Vancouver made major changes in the offseason, and that's a topic I ask him about below. But one thing we didn't touch on specifically was new coach Martin Rennie. He was hired during the 2011 season to take over this year, and although he's not an exciting young American or Canadian coach, as he's Scottish, he does seem to be a coach very much on the rise. While there is always the risk of a coach moving up league tiers (he was previously with the Carolina Railhawks in the NASL) and failing, he is expected to be in Vancouver for awhile and establish a winning culture in MLS for the Whitecaps.
But we'll get a chance for ourselves to see Rennie and his squad in action at the Home Depot Center on Saturday. In the meantime, let's find out more about the 2012 Whitecaps from Benjamin.1. The Whitecaps have made significant changes to the roster and coaching staff in the past several months. Which newcomer do you think will have the biggest impact on Vancouver's season, and why?
When you have as many newcomers as the Whitecaps do at every position, it's hard to pick just one. Newcomer Sebastien Le Toux scored a lovely goal last Saturday against Montreal, but newcomer Jun Marques Davidson was Man of the Match with a quality performance in central midfield. Newcomer Matt Watson also did very well as a short substitute, newcomer Martin Bonjour was another good man of the match nominee, and of course designated player Barry Robson is arriving at the end of the English Championship season. There are just too many new, quality players to pick one who'll have a big impact.
At gunpoint (or at least questionpoint) I'll take Le Toux. Alone among Vancouver's major new additions, he has significant MLS experience, and as a link between the midfield and the target man Eric Hassli last Saturday he filled a role the Whitecaps were desperate for in 2011 and the offense got a big boost because of it. Le Toux can do so many things well on the field and doesn't need to adjust to the speed and physicality of MLS: his once-gaudy goalscoring numbers might go down but he could still be an important part of the Vancouver attack.
2. The Whitecaps' offense has gotten all of the headlines this past offseason, but what about the defense? Will they be much improved in 2012, or are you worried about their capabilities this season?

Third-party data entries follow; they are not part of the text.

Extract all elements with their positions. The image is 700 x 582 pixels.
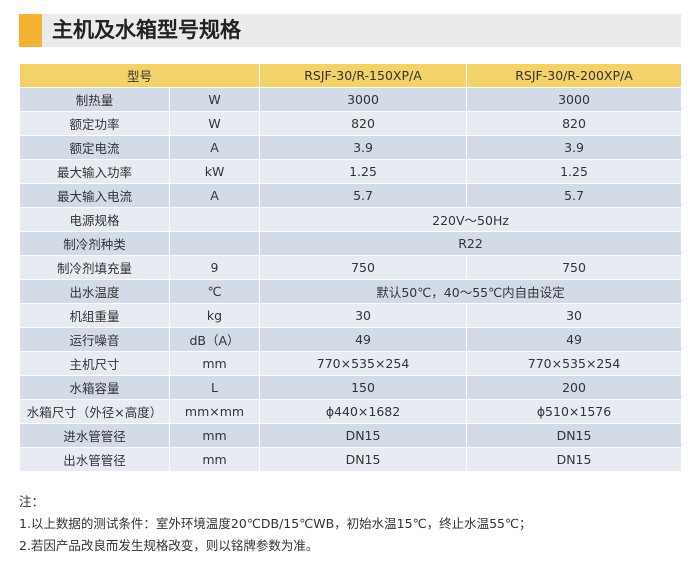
- cell-unit: W: [168, 87, 261, 112]
- cell-unit: mm: [168, 423, 261, 448]
- table-row: 出水管管径 mm DN15 DN15: [19, 447, 683, 472]
- header-cell-model1: RSJF-30/R-150XP/A: [259, 63, 468, 88]
- cell-param-name: 电源规格: [19, 207, 170, 232]
- cell-param-name: 进水管管径: [19, 423, 170, 448]
- table-row: 运行噪音 dB（A） 49 49: [19, 327, 683, 352]
- cell-unit: mm×mm: [168, 399, 261, 424]
- cell-unit: dB（A）: [168, 327, 261, 352]
- cell-unit: ℃: [168, 279, 261, 304]
- cell-param-name: 额定电流: [19, 135, 170, 160]
- notes: 注： 1.以上数据的测试条件：室外环境温度20℃DB/15℃WB，初始水温15℃…: [19, 491, 532, 557]
- table-row: 最大输入功率 kW 1.25 1.25: [19, 159, 683, 184]
- cell-value-merged: 默认50℃，40～55℃内自由设定: [259, 279, 683, 304]
- cell-value-model1: DN15: [259, 423, 468, 448]
- table-row: 额定电流 A 3.9 3.9: [19, 135, 683, 160]
- cell-value-model1: 820: [259, 111, 468, 136]
- header-accent-block: [19, 14, 42, 47]
- section-header: 主机及水箱型号规格: [19, 14, 681, 47]
- table-row: 主机尺寸 mm 770×535×254 770×535×254: [19, 351, 683, 376]
- cell-value-model1: 3000: [259, 87, 468, 112]
- notes-title: 注：: [19, 494, 45, 509]
- table-row: 电源规格 220V～50Hz: [19, 207, 683, 232]
- cell-param-name: 额定功率: [19, 111, 170, 136]
- cell-param-name: 主机尺寸: [19, 351, 170, 376]
- table-row: 进水管管径 mm DN15 DN15: [19, 423, 683, 448]
- cell-param-name: 运行噪音: [19, 327, 170, 352]
- cell-param-name: 水箱尺寸（外径×高度）: [19, 399, 170, 424]
- cell-value-model2: 3.9: [466, 135, 683, 160]
- cell-param-name: 机组重量: [19, 303, 170, 328]
- cell-value-model1: 30: [259, 303, 468, 328]
- table-row: 最大输入电流 A 5.7 5.7: [19, 183, 683, 208]
- cell-value-model1: 1.25: [259, 159, 468, 184]
- cell-value-model1: 5.7: [259, 183, 468, 208]
- cell-param-name: 出水温度: [19, 279, 170, 304]
- cell-value-model2: 3000: [466, 87, 683, 112]
- cell-unit: L: [168, 375, 261, 400]
- table-row: 制冷剂填充量 9 750 750: [19, 255, 683, 280]
- table-row: 制热量 W 3000 3000: [19, 87, 683, 112]
- cell-value-model1: 770×535×254: [259, 351, 468, 376]
- cell-value-model2: DN15: [466, 423, 683, 448]
- cell-value-model2: 30: [466, 303, 683, 328]
- cell-value-model2: 5.7: [466, 183, 683, 208]
- cell-unit: A: [168, 183, 261, 208]
- cell-value-model2: 49: [466, 327, 683, 352]
- cell-value-model2: 200: [466, 375, 683, 400]
- table-row: 出水温度 ℃ 默认50℃，40～55℃内自由设定: [19, 279, 683, 304]
- cell-value-merged: 220V～50Hz: [259, 207, 683, 232]
- cell-value-model1: ϕ440×1682: [259, 399, 468, 424]
- cell-unit: [168, 231, 261, 256]
- table-row: 制冷剂种类 R22: [19, 231, 683, 256]
- cell-value-model1: 750: [259, 255, 468, 280]
- cell-value-model2: 820: [466, 111, 683, 136]
- cell-param-name: 制冷剂填充量: [19, 255, 170, 280]
- cell-value-model2: 770×535×254: [466, 351, 683, 376]
- cell-unit: kW: [168, 159, 261, 184]
- cell-unit: 9: [168, 255, 261, 280]
- page-title: 主机及水箱型号规格: [52, 18, 241, 42]
- cell-value-model2: 1.25: [466, 159, 683, 184]
- table-row: 额定功率 W 820 820: [19, 111, 683, 136]
- cell-unit: mm: [168, 447, 261, 472]
- cell-value-model1: 49: [259, 327, 468, 352]
- spec-table: 型号 RSJF-30/R-150XP/A RSJF-30/R-200XP/A 制…: [18, 63, 683, 472]
- table-row: 机组重量 kg 30 30: [19, 303, 683, 328]
- cell-param-name: 出水管管径: [19, 447, 170, 472]
- note-line-1: 1.以上数据的测试条件：室外环境温度20℃DB/15℃WB，初始水温15℃，终止…: [19, 516, 532, 531]
- header-bar: [42, 14, 681, 47]
- cell-value-model1: DN15: [259, 447, 468, 472]
- cell-value-model1: 3.9: [259, 135, 468, 160]
- header-cell-model-label: 型号: [18, 63, 261, 88]
- cell-unit: A: [168, 135, 261, 160]
- cell-param-name: 最大输入功率: [19, 159, 170, 184]
- cell-value-model2: DN15: [466, 447, 683, 472]
- header-cell-model2: RSJF-30/R-200XP/A: [466, 63, 683, 88]
- note-line-2: 2.若因产品改良而发生规格改变，则以铭牌参数为准。: [19, 538, 319, 553]
- table-header-row: 型号 RSJF-30/R-150XP/A RSJF-30/R-200XP/A: [18, 63, 683, 88]
- cell-param-name: 制热量: [19, 87, 170, 112]
- cell-unit: [168, 207, 261, 232]
- table-row: 水箱容量 L 150 200: [19, 375, 683, 400]
- cell-param-name: 制冷剂种类: [19, 231, 170, 256]
- cell-value-model2: 750: [466, 255, 683, 280]
- cell-unit: mm: [168, 351, 261, 376]
- cell-param-name: 最大输入电流: [19, 183, 170, 208]
- cell-param-name: 水箱容量: [19, 375, 170, 400]
- table-row: 水箱尺寸（外径×高度） mm×mm ϕ440×1682 ϕ510×1576: [19, 399, 683, 424]
- cell-value-model2: ϕ510×1576: [466, 399, 683, 424]
- cell-unit: W: [168, 111, 261, 136]
- cell-value-merged: R22: [259, 231, 683, 256]
- cell-value-model1: 150: [259, 375, 468, 400]
- cell-unit: kg: [168, 303, 261, 328]
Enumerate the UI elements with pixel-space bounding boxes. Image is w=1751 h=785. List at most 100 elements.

Early on, the Whitecaps defense is probably going to struggle a bit. Young-Pyo Lee and Martin Bonjour are both new to the league; Bonjour doesn't even speak English yet. This isn't helped by the fact that one of the key defensive midfielders, Jun Marques Davidson, is also a new arrival. The players on the back four seem individually talented but there's no chemistry between them yet and it almost burned the Whitecaps a couple of times against Montreal. Communication and anticipation needs to improve among the Vancouver defenders or else better offenses are going to pick them apart.
The skill is definitely there. Lee is an international legend who plays younger than he looks; his ability to control the ball is second-to-none on the team and watching him use his body to control the pace is a revelation. DeMerit and Rochat both proved themselves last year when healthy, and while Bonjour is a wildcard he's off to a great start. (If Bonjour falters, then backup central defender Carlyle Mitchell had an excellent cameo last season after arriving from Trinidad and Tobago). There are concerns about the back four, but with patience they should be an adequate bunch.

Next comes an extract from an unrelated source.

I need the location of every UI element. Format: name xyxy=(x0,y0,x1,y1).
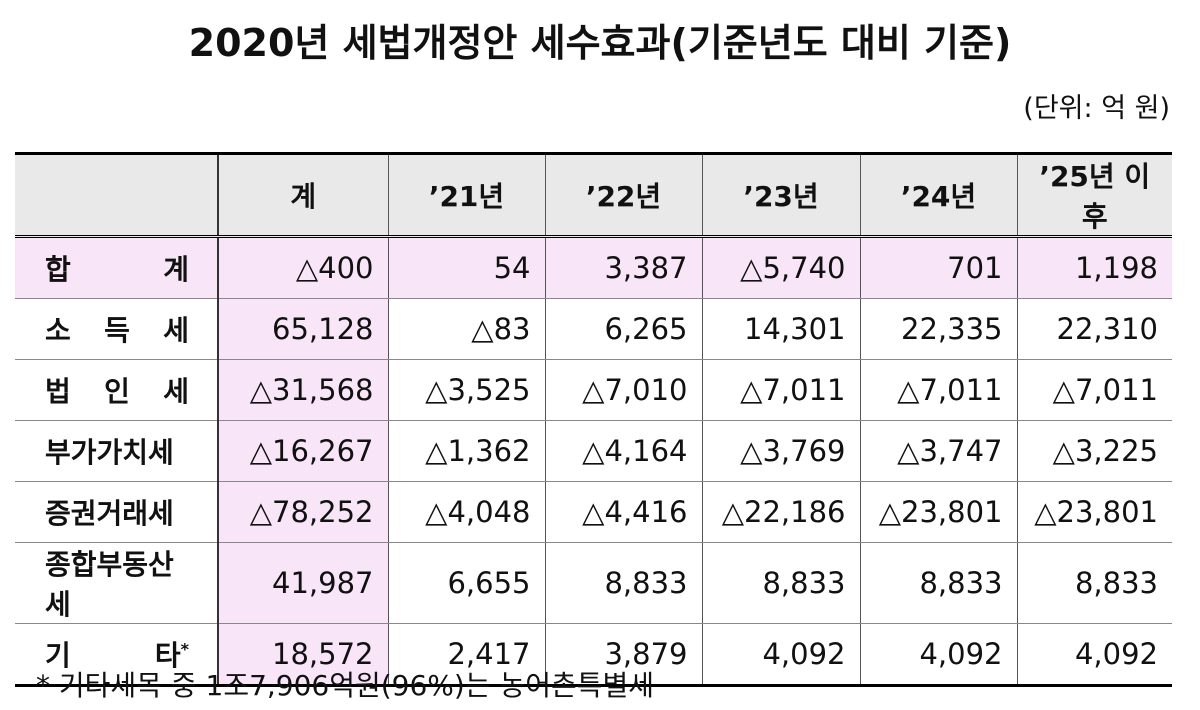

3. What are your expectations for the team this season? Any specific goals?
I've said a few times that the Whitecaps season could go any direction without surprising me: I'm not ruling out an MLS Cup but I'm not ruling out a Wooden Spoon either. There are so many new players, new coaches, and new philosophies that they might succeed beyond all hope, crumble worse than all our fears, or split the difference and become an average team (which, after last season, doesn't sound too bad). I'm going with "average". Successfully qualifying for the playoffs would be enough to make this season a success, and they seem to have the quality for a good run but I just don't know. Anybody who says they do is deluded or lying.
4. (Bonus) A prediction for Saturday's game?
I think some Vancouver fans are underrating Chivas a little bit and overrating the Whitecaps. They beat Montreal fairly handily but it wasn't a one-sided thrashing and this team has never been good on the road. I predict a 1-1 draw in a frustrating but evenly-played game that'll send both sets of fans home grumbling about how they could and should have won that one.